Vor 100 Jahren machten die Frauen in Deutschland in ihrem Kampf um Gleichberechtigung einen ersten wichtigen Schritt: Sie erhielten das aktive und passive Wahlrecht. Die Übergangsregierung, die nach der militärischen Niederlage im Ersten Weltkrieg revolutionär die Macht in Berlin übernommen hatte, verkündete am 12. November 1918, dass künftig "alle Wahlen zu öffentlichen Körperschaften nach dem gleichen, geheimen, direkten, allgemeinen Wahlrecht" durchzuführen seien und "alle mindestens 20 Jahre alten männlichen und weiblichen Personen" daran teilnehmen könnten.

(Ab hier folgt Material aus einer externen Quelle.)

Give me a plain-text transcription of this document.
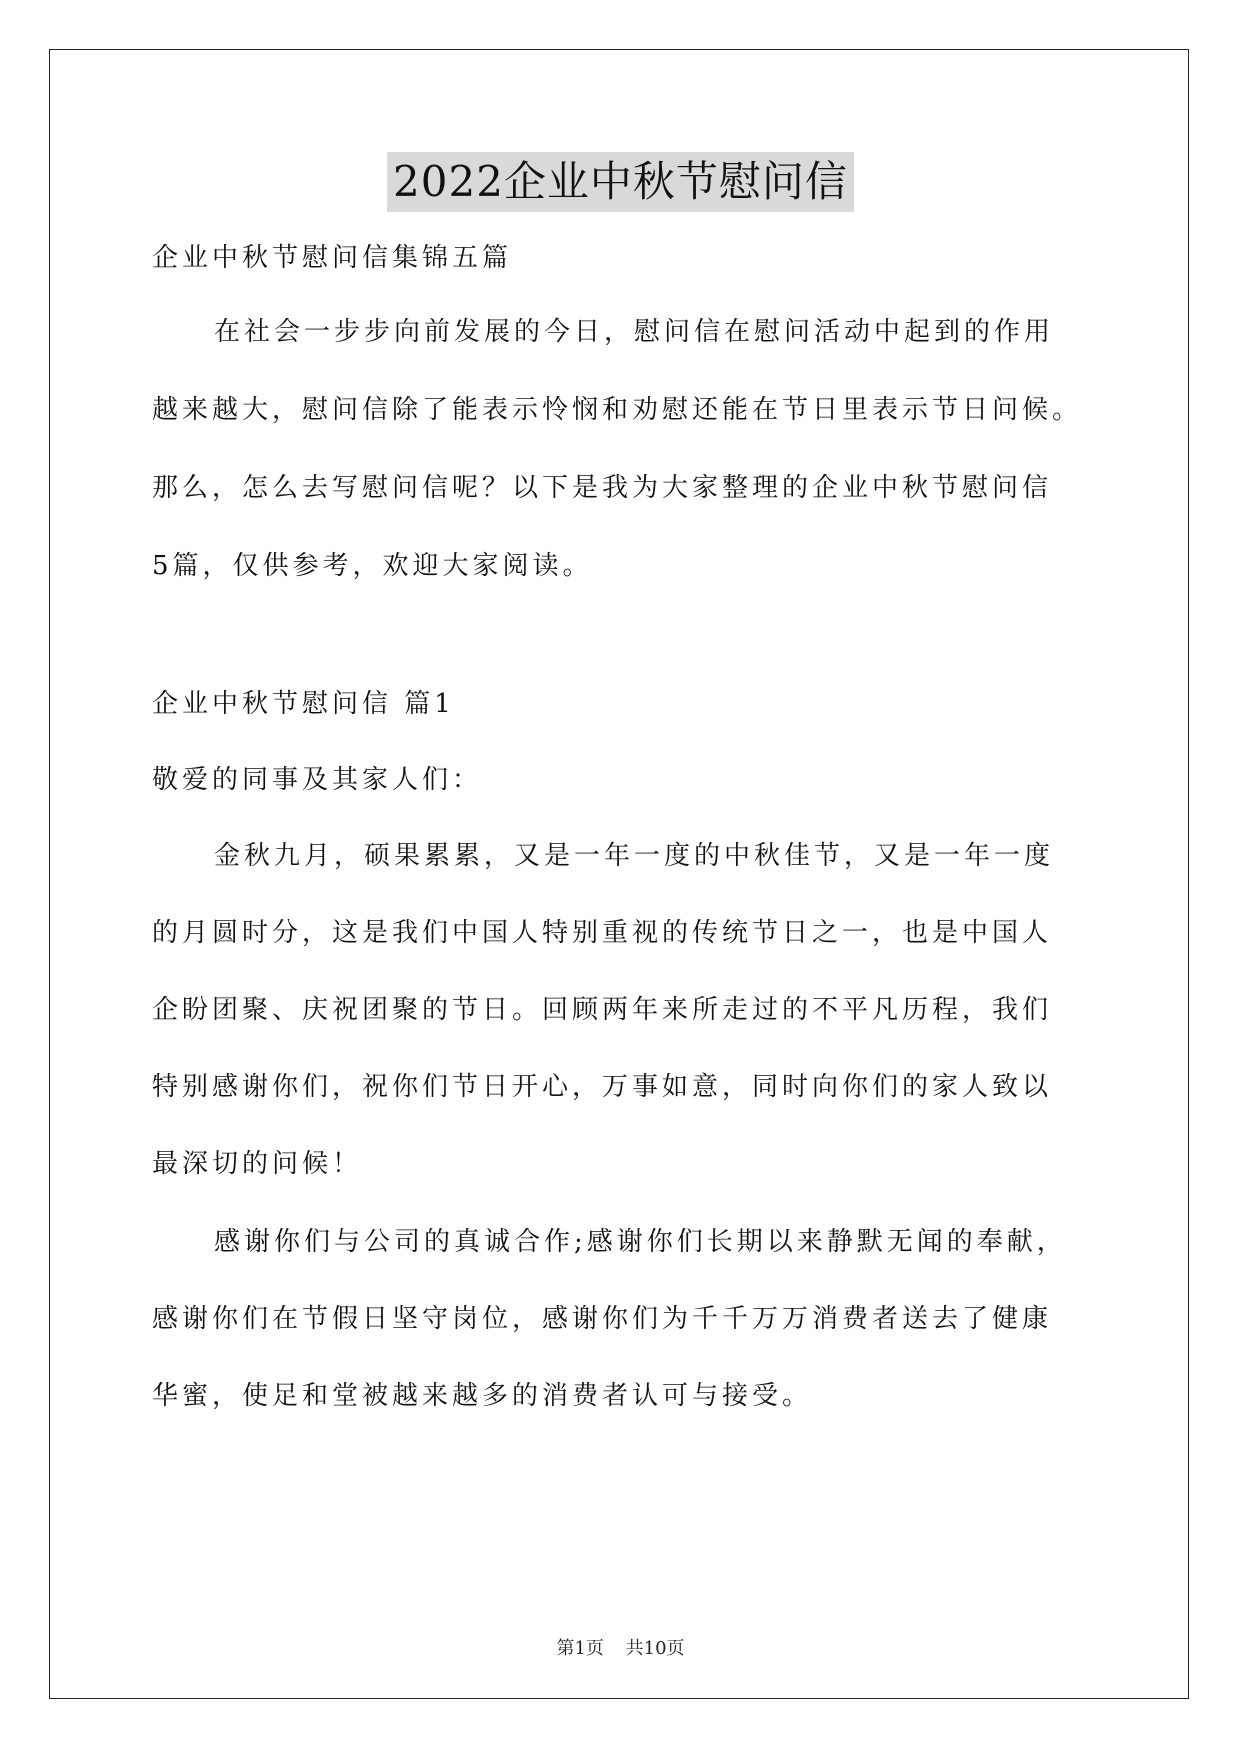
2022企业中秋节慰问信
企业中秋节慰问信集锦五篇
在社会一步步向前发展的今日，慰问信在慰问活动中起到的作用
越来越大，慰问信除了能表示怜悯和劝慰还能在节日里表示节日问候。
那么，怎么去写慰问信呢？以下是我为大家整理的企业中秋节慰问信
5篇，仅供参考，欢迎大家阅读。
企业中秋节慰问信 篇1
敬爱的同事及其家人们：
金秋九月，硕果累累，又是一年一度的中秋佳节，又是一年一度
的月圆时分，这是我们中国人特别重视的传统节日之一，也是中国人
企盼团聚、庆祝团聚的节日。回顾两年来所走过的不平凡历程，我们
特别感谢你们，祝你们节日开心，万事如意，同时向你们的家人致以
最深切的问候！
感谢你们与公司的真诚合作;感谢你们长期以来静默无闻的奉献，
感谢你们在节假日坚守岗位，感谢你们为千千万万消费者送去了健康
华蜜，使足和堂被越来越多的消费者认可与接受。
第1页 共10页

Damit hatte sich die Frauenbewegung nach einem jahrzehntlangen Kampf durchgesetzt und endgültig die politische Rechtlosigkeit der Frauen beendet. Von dieser politischen Aktivität bürgerlicher und sozialistisch-proletarischer Frauenvereine war in Forchheim und in der Fränkischen Schweiz bis 1919 nichts zu spüren. Die Gattinnen der örtlichen Honoratioren waren als Vorstandsmitglieder in sozialen Organisationen wie zum Beispiel in den "Frauenzweigvereinen" des Roten Kreuzes oder den "Ortssammelkomitees für die Sammlungen von Liebesgaben" tätig, politisch aber inaktiv.
"Kriegerfrauen"
Ab 1917 durften dann zwar offiziell auch "Bäuerinnen, besonders Kriegerfrauen" an "Bauernversammlungen" teilnehmen, aber nur deswegen, um sie für die Zeichnung von Kriegsanleihen zu gewinnen. Und auch beim groß aufgezogenen "Landfrauentag" am 18. November 1917 in Forchheim ging es nicht um emanzipatorische Frauen-Forderungen, sondern um die "Hilfsdienste", die die Frauen im Krieg zu leisten bereit sein sollten, wobei der Domprediger Anton Sextl noch besonders mahnte, "ja keine Jammerbriefe an die Ihrigen draußen im Felde zu schreiben und daß im Verkehr mit den Kriegsgefangenen die deutschen Frauen und Mädchen ihre Ehre hüten und gar auszuharren möchten bis zum hoffentlich baldigen Frieden".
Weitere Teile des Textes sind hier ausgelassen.